2010 forecasts revealed at annual Economic Forecast Luncheon
Arizona is slowly moving down a long road to economic recovery, according to experts today at the 46th Annual Economic Forecast Luncheon co-sponsored by Arizona State University's W. P. Carey School of Business and JPMorgan Chase. More than 1,000 people crowded into the Phoenix Convention Center to hear whether tough times will soon be over, and the 2010 forecast news was not pleasant.
"Arizona consumers and businesses are in the state's worst economic downturn, by far, in modern times," says professor Lee McPheters, director of the W. P. Carey School of Business' JPMorgan Chase Economic Outlook Center. "In fact, 2009 saw the first personal income decline for Arizonans since records have been kept. Personal income for the year may be down as much as 2 percent."
McPheters says Arizona lost more than 240,000 jobs over the past two years. He expects the state to lose another 24,300 jobs next year. Arizona was officially the worst state in the nation for job growth between October 2008 and October 2009, with an unemployment rate reaching 9.3 percent this October. McPheters, who is also editor of the Arizona and Western Blue Chip Economic Forecast publications, does not expect to see the state return to 2007 job levels until 2013.
He adds the holidays won't bring much economic cheer. Retail sales for the year in Arizona are expected to be 10 to 15 percent lower in 2009 than 2008. In addition, McPheters says state budget problems will persist because of less tax revenue coming in, less population growth than previous downturns, and mandatory spending dedicated to designated programs through legally protected formulas.
On the national front, Anthony Chan, managing director and chief economist for JPMorgan Chase Private Client Services, had similar negative news. He explained that since 1954, real gross domestic product (GDP) growth has averaged about 5.8 percent in the first four quarters of economic recovery, but a number of factors indicate we won't see a boost like that after this recession.
"Americans' household wealth has plunged by an average of about $5,000, and people are also saving more, so we are not likely to experience the level of consumer spending that usually helps to lead us out of recession," Chan says.
However, he added there are a few good signs on the horizon. He says companies are contributing to fixed investments to improve their productivity and profits as the economy recovers. During the third quarter of 2009, the preliminary real GDP was up 0.9 percent, and inventories are likely to grow from there. He also says the government is determined to avoid a double-dip recession, so it will probably contribute 0.2 to 0.3 percent toward real GDP growth next year.
"We can still come out with a real GDP growth rate that lies within 2 to 2.5 percent," says Chan. "While such growth is unlikely to close the current negative output gap, it is likely we will continue to build momentum over the next several calendar quarters."

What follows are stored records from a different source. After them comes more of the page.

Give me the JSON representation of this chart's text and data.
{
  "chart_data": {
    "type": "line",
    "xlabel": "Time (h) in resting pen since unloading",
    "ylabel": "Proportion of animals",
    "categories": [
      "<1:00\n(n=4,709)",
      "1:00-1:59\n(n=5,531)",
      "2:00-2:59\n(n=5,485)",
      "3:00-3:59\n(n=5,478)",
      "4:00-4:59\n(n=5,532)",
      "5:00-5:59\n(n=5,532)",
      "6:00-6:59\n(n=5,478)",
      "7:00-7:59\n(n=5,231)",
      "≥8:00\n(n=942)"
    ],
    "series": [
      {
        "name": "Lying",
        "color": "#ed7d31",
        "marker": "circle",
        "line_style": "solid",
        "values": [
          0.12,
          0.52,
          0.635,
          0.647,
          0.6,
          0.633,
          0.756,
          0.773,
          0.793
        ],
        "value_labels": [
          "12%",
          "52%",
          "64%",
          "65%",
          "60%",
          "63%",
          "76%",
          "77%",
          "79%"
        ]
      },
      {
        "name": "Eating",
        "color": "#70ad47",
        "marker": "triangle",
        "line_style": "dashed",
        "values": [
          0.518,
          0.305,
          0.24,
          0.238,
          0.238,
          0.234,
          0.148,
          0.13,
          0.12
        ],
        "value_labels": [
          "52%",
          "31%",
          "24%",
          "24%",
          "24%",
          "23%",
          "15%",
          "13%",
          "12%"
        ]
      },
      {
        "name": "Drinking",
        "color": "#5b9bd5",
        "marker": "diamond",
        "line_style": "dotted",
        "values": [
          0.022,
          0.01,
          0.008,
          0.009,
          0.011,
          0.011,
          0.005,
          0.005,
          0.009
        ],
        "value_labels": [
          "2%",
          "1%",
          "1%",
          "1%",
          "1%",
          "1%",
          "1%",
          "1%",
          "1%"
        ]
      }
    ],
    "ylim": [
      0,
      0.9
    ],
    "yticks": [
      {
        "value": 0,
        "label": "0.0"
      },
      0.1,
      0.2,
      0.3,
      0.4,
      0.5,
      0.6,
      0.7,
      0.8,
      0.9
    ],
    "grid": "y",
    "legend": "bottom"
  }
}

The real estate and construction forecast included some positive news only from the single-family home market. Elliott D. Pollack, chief executive officer of the well-known Scottsdale firm Elliott D. Pollack and Company, says local housing prices have finally flattened out, and multiple listing prices are up 11.7 percent since they hit bottom in April. However, there are more than 50,000 units now in the foreclosure process in Maricopa County, with more foreclosures on the way. Pollack believes there were 80,000 excess single-family homes and condo units in the market as of 2009's second quarter.
"Unfortunately, it appears a high percentage of resales have been purchased by investors," says Pollack. "Up to 40 percent of homes purchased in August, for example, were bought by ‘absentee owners,' meaning many of them are likely to go back on the market in the next two years. While I do believe Phoenix will grow again, we could easily have to wait until 2013 or 2014."
Things are even worse in the commercial market, according to Pollack. He says apartment vacancies could exceed 13 to 14 percent at the peak. Office vacancies will reach their highest level ever next year, exceeding 27 percent. Industrial vacancy rates could reach or equal the all-time-high vacancy seen in the Valley in 1986.
"Overall, based on history, it could take a decade before prices get back to the 2008 peaks," says Pollack. "What this suggests is that the overall level of commercial building, which is already down significantly, will come to a screeching halt next year. From an economic development standpoint, the situation could be a positive because a large amount of inexpensive space will be available for companies that want to expand or move here."